The cleaning, hammering, painting and pruning around Wat Phnom is coming to an end. In two weeks, the city plans to celebrate the finish of the temple’s five-month renovation project.
In an effort to make Wat Phnom more attractive to the public, Phnom Penh’s first deputy governor Chea Sophara said the city will bring about 2,000 pigeons and several monkeys to live permanently in the garden’s trees.
“Raising pigeons at Wat Phnom is a good idea because the bird represents peace and will also entertain tourists,” Chea Sophara said. The birds will be released during a three-day ceremony to begin April 8.
During the renovation, the temple and stupas have been colorfully repainted, gardens have been planted and an electric system has been installed to light the stupa and pathways at night. The rejuvenated temple, it is hoped, will help boost lagging tourism in the city. “The Wat Phnom temple and its surroundings will now attract a lot of attention from tourists and Cambodians,” Chea Sophara said.

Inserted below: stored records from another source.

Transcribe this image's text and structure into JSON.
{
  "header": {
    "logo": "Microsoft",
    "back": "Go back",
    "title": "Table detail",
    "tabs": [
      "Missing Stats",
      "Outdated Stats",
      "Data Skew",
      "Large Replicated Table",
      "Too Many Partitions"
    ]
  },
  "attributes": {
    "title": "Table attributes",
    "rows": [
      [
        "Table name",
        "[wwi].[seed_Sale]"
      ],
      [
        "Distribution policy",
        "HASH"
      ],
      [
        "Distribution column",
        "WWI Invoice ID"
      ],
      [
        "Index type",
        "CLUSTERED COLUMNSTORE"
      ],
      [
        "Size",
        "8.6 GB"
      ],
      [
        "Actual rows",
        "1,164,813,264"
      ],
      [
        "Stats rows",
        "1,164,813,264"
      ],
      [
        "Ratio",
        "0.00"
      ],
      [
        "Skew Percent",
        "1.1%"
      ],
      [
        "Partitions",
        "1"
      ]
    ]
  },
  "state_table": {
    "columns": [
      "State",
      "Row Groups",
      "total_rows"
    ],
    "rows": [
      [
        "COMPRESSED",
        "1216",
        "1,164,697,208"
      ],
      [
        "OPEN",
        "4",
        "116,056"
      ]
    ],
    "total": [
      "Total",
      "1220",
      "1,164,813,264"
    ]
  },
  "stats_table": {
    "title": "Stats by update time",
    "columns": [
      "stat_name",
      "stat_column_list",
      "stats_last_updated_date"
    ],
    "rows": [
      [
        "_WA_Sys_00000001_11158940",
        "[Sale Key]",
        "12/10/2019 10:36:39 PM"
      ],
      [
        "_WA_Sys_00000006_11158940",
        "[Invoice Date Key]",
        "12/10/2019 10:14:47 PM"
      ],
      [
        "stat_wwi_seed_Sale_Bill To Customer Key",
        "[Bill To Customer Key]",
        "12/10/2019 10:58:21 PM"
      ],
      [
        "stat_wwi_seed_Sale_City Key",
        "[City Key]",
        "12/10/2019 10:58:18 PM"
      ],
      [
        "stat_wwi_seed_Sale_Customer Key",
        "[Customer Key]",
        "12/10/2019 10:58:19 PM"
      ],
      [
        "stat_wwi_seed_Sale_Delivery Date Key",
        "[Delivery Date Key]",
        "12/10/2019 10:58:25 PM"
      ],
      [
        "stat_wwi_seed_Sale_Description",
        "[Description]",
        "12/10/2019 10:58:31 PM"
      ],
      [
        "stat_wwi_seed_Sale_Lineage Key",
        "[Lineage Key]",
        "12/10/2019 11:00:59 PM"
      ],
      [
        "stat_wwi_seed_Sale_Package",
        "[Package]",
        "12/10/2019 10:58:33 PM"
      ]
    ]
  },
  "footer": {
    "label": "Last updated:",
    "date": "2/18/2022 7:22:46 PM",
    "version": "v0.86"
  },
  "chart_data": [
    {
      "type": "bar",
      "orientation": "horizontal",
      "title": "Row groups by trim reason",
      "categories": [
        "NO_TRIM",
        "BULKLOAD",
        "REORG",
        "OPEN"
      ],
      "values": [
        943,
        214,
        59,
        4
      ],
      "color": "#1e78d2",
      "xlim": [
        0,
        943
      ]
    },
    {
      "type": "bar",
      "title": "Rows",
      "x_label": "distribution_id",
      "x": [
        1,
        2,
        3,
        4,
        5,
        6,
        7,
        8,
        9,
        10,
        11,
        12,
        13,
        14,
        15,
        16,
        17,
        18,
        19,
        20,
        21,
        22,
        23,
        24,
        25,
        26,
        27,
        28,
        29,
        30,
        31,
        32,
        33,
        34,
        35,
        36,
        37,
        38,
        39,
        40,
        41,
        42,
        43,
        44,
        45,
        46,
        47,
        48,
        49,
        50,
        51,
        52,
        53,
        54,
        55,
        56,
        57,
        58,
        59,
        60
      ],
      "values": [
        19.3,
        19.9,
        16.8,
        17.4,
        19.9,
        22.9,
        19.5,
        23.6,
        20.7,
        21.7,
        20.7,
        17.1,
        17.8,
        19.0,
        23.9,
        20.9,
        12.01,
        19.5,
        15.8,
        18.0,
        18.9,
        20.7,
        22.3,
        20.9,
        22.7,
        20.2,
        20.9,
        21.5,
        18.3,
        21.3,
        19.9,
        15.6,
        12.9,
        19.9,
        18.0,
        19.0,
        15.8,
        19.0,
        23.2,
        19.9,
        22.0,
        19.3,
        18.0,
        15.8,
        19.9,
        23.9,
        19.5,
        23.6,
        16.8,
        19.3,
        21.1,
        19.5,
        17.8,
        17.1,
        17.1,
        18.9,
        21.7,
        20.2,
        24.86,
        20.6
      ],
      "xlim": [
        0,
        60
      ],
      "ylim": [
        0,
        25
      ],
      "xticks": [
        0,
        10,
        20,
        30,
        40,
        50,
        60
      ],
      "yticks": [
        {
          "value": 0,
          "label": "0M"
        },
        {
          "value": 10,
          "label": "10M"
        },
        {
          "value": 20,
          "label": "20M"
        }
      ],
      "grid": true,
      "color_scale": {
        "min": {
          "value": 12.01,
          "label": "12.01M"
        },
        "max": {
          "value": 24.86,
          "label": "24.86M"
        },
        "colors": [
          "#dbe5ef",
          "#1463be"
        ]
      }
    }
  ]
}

The renovation of the temple and its surrounding gardens cost more than $300,000, the first deputy governor and CPP central committee member said. Most of the money came from the French government. King Norodom Sihanouk gave $10,000 and the rest came from city hall, Chea Sophara said.
Seng Tharath, a 25-year-old man visiting from Kompong Cham province, said Sunday he was surprised by the restored beauty of Wat Phnom. “It makes me very happy to see the development,” Seng Tharath said.
The area near the capital’s best-known temple had been neglected for years, Chea Sophara said, and had degenerated into a location known for crime.
Legend says a pagoda was built on the hill in 1373 for four statues washed up on the banks of the Tonle Sap, and found by a woman named Penh. The name of the hill and the city around it are said to come from this legend.